02 Imprimaciones al agua
Las imprimaciones al agua, como Fixacryl de Beissier son más seguras y fáciles de aplicar. No presentan riesgos para la salud ni el entorno, y además permiten una limpieza más sencilla.
Ventajas:
- Ideales para interiores
- Regulan mejor la absorción
- Facilitan un acabado más homogéneo
- Perfectas como imprimación antes de aplicar masilla en pared o pintar sobre Aguaplast
Inconvenientes:
- Menor capacidad de penetración
- No consolidan tan bien fondos muy debilitados
Si has alisado la pared recientemente o aplicado una masilla como Aguaplast, este tipo de imprimación es más que suficiente para sellar y unificar la superficie antes de pintar.
03 ¿Para qué sirven realmente las imprimaciones?
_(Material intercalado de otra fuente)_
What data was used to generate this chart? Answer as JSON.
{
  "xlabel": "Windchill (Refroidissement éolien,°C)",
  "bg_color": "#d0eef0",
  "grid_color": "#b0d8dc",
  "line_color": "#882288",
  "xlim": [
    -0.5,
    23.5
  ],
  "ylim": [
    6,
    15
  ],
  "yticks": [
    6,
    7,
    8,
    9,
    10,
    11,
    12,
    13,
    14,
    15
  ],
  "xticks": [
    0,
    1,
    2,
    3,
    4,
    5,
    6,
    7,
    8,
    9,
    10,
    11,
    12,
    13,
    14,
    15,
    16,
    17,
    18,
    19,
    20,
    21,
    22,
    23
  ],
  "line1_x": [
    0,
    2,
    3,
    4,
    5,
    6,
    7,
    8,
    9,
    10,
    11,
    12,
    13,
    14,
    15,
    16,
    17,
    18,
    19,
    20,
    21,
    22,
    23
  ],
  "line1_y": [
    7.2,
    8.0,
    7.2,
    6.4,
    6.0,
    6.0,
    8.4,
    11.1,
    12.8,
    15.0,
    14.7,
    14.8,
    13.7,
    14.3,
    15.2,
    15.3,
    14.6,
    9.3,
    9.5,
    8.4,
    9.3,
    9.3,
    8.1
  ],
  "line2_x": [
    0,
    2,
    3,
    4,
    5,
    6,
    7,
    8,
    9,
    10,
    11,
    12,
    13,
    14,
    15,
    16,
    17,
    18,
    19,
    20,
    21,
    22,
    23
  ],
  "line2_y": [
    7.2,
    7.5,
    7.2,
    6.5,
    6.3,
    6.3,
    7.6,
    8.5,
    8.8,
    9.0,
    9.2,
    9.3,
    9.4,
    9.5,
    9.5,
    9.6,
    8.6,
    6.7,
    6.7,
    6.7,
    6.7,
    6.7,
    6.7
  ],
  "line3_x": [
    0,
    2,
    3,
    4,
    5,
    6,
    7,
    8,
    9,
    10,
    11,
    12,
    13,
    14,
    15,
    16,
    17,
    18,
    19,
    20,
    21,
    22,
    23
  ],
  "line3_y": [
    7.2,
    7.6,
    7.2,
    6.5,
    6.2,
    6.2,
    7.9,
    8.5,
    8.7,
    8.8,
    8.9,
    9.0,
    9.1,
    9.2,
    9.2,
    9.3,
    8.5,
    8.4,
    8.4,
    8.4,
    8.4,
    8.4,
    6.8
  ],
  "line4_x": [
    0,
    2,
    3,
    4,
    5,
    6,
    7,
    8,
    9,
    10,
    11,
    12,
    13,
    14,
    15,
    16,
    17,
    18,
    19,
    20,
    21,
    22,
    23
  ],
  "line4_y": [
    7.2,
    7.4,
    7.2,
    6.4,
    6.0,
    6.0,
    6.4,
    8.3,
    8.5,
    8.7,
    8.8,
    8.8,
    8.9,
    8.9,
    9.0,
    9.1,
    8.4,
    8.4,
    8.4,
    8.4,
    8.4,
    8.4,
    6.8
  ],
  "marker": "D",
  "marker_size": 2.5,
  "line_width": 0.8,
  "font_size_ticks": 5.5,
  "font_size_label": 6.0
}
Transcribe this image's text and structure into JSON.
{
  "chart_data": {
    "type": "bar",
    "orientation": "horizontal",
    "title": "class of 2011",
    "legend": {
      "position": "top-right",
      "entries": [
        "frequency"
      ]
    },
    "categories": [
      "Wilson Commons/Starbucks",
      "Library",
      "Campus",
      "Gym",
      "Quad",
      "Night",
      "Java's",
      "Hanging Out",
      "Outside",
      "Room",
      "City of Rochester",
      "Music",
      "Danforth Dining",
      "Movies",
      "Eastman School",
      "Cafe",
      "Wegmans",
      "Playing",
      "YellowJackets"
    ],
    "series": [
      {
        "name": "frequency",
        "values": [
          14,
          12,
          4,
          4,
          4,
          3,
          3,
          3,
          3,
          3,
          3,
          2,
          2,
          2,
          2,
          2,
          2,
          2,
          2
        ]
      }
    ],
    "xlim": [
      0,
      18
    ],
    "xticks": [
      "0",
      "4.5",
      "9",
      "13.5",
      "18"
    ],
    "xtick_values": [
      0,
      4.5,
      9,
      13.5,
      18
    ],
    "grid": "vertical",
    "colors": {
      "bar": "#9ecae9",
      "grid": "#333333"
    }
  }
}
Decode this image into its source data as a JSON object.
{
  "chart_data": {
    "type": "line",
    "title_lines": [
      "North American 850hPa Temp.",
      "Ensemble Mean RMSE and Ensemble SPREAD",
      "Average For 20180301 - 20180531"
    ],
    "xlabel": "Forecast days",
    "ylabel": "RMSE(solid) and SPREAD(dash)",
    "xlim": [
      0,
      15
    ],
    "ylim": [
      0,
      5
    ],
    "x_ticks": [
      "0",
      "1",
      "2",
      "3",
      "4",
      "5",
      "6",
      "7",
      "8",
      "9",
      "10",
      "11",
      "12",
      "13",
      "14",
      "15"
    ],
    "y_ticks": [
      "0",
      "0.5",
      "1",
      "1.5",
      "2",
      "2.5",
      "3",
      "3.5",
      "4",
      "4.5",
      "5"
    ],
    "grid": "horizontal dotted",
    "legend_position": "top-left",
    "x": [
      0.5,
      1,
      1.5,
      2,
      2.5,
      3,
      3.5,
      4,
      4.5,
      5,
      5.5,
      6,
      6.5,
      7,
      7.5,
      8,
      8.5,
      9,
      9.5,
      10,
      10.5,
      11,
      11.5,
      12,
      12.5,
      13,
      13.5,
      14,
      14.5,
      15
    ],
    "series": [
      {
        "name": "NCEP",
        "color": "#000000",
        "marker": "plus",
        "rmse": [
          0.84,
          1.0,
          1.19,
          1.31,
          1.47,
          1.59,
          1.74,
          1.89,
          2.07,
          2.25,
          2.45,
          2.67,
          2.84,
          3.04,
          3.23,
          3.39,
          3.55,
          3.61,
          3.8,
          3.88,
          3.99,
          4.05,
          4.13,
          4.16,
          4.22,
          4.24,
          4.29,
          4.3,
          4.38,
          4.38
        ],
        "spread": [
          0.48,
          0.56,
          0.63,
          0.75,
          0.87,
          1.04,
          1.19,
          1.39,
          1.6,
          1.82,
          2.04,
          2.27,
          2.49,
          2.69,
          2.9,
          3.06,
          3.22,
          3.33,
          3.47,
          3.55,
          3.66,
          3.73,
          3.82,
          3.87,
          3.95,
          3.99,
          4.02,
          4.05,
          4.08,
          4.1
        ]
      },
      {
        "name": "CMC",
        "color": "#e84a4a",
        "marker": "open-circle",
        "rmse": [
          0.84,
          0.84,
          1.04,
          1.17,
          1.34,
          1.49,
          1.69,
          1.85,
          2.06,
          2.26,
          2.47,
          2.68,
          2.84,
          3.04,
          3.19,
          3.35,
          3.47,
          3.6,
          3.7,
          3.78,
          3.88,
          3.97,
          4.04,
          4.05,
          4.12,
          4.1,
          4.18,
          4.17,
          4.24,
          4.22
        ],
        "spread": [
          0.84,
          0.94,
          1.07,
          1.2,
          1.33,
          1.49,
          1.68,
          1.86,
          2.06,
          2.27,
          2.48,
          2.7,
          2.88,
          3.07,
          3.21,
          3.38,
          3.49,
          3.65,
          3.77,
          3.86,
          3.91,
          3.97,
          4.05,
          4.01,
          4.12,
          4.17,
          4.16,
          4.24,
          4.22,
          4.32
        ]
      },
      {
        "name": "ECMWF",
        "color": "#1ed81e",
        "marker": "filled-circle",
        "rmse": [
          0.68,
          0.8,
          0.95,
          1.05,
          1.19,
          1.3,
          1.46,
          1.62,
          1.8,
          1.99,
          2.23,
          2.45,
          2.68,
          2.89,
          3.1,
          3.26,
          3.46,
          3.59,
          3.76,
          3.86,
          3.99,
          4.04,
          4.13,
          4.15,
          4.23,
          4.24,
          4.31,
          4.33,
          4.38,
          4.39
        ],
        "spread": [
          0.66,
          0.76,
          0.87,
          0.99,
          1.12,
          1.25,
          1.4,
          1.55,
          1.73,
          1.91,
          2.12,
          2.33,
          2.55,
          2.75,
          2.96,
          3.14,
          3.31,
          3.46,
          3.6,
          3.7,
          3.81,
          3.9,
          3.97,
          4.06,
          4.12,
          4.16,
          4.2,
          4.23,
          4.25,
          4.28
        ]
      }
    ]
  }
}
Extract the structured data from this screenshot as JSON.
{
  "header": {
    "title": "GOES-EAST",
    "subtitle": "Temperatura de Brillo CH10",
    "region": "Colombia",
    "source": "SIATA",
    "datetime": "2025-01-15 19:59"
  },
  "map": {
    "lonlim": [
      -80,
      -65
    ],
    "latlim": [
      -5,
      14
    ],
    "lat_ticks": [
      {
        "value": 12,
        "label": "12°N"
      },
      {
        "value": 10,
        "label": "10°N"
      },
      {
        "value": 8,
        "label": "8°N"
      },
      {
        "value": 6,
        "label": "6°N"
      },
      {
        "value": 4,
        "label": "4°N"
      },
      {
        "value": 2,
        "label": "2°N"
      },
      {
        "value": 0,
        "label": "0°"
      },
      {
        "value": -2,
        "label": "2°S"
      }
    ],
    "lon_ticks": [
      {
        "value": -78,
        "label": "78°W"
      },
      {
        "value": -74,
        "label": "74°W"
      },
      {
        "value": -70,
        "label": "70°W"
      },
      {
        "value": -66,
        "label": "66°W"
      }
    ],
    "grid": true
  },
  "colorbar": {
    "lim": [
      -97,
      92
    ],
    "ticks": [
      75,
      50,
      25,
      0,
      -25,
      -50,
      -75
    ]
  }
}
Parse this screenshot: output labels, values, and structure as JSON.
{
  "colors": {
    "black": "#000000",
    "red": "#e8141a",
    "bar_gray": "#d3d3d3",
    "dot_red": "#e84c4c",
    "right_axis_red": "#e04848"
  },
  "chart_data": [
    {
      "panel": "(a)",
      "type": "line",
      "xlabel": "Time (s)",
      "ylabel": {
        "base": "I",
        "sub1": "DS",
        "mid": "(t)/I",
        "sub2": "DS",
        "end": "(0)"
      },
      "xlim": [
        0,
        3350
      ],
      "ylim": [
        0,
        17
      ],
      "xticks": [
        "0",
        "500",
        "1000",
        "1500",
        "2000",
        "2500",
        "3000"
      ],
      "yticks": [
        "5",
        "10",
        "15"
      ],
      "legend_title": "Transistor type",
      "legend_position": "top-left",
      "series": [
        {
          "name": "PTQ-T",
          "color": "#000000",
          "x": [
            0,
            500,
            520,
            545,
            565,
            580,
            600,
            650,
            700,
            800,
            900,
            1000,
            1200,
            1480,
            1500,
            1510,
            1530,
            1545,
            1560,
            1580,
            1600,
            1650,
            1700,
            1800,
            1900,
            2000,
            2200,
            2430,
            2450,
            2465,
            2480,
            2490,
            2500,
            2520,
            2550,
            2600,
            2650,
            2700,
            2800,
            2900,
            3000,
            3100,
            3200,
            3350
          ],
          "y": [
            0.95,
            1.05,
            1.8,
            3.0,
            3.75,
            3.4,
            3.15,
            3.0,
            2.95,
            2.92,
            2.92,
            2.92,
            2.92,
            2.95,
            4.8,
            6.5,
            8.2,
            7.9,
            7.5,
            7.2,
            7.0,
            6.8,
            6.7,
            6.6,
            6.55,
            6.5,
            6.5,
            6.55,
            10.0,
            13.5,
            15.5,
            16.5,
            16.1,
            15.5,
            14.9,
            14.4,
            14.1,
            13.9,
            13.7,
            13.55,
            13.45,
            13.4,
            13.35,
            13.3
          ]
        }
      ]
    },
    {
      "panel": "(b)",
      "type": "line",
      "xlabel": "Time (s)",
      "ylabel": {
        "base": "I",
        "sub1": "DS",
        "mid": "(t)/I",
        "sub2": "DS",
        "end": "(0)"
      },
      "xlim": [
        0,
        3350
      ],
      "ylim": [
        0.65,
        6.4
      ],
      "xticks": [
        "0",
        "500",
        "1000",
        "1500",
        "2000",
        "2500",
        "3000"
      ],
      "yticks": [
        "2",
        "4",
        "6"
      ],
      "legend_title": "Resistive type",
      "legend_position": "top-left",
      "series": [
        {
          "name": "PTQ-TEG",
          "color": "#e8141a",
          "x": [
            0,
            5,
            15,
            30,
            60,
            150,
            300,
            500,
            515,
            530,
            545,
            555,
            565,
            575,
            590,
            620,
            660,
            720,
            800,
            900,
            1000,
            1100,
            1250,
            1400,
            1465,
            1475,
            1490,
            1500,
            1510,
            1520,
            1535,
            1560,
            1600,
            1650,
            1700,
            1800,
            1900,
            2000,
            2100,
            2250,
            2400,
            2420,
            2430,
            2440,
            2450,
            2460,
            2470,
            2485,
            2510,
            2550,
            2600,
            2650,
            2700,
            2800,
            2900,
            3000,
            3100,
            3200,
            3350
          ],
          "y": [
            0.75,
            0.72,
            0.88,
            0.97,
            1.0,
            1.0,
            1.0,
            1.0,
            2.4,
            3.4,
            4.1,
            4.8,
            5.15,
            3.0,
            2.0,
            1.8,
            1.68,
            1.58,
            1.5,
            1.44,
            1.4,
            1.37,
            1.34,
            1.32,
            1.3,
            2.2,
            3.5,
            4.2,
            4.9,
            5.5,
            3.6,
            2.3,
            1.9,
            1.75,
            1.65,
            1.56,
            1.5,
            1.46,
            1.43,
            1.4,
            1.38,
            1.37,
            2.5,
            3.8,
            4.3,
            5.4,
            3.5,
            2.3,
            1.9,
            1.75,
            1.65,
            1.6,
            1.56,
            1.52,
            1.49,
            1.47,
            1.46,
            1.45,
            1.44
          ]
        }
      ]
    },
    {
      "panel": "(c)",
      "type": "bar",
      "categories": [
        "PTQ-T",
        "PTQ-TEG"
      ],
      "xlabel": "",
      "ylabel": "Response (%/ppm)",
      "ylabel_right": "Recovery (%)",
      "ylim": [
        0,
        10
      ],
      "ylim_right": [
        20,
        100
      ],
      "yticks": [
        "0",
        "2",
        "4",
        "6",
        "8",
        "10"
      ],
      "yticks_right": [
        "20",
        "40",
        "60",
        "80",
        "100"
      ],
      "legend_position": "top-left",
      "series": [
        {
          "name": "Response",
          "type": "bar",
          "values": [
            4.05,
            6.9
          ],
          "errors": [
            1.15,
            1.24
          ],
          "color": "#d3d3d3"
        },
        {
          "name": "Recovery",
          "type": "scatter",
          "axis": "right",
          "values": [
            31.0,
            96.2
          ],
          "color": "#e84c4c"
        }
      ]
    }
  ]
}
Además de elegir entre agua o disolvente, también puedes encontrar imprimaciones según su función principal:
- Consolidar el soporte
Las imprimaciones con alta capacidad de penetración son perfectas para consolidar fondos viejos o inestables, como paredes con yeso pulverulento, escayola o pintura en mal estado. Esto evita desprendimientos y problemas como que se bufe la pintura al poco tiempo.
- Mejorar la adherencia
Si te preocupa que la pintura no agarre, especialmente tras aplicar masilla o pintar sobre Aguaplast, necesitas una imprimación que mejore la adherencia del soporte.
- Sellar y uniformizar
Cuando trabajamos con materiales diferentes (por ejemplo, yeso y plaste), la capacidad de absorción no es uniforme. Esto puede generar diferencias de tono en la pintura final. Una imprimación selladora soluciona este problema, ya que iguala la absorción y asegura un acabado perfecto.
04 ¿Qué imprimación debes elegir?
Entender bien el tipo de superficie que vas a pintar y si has aplicado Aguaplast o has alisado la pared recientemente, te ayudará a elegir el tipo de imprimación más adecuado:
- Para paredes debilitadas o exteriores → Imprimación al disolvente
- Para paredes interiores lisas, nuevas o reparadas → Imprimación al agua
- Después de aplicar Aguaplast → Imprimación selladora y reguladora
- Para evitar que la pintura se levante o bufe → Imprimación con función consolidante
En conclusión, escoger una buena imprimación no solo mejora el acabado, sino que previene problemas comunes como que la pintura se desprenda, se agriete, o se formen burbujas con el tiempo. Así que ya sabes: no todas las imprimaciones son iguales, y elegir la adecuada es el primer paso para un trabajo de pintura duradero y profesional.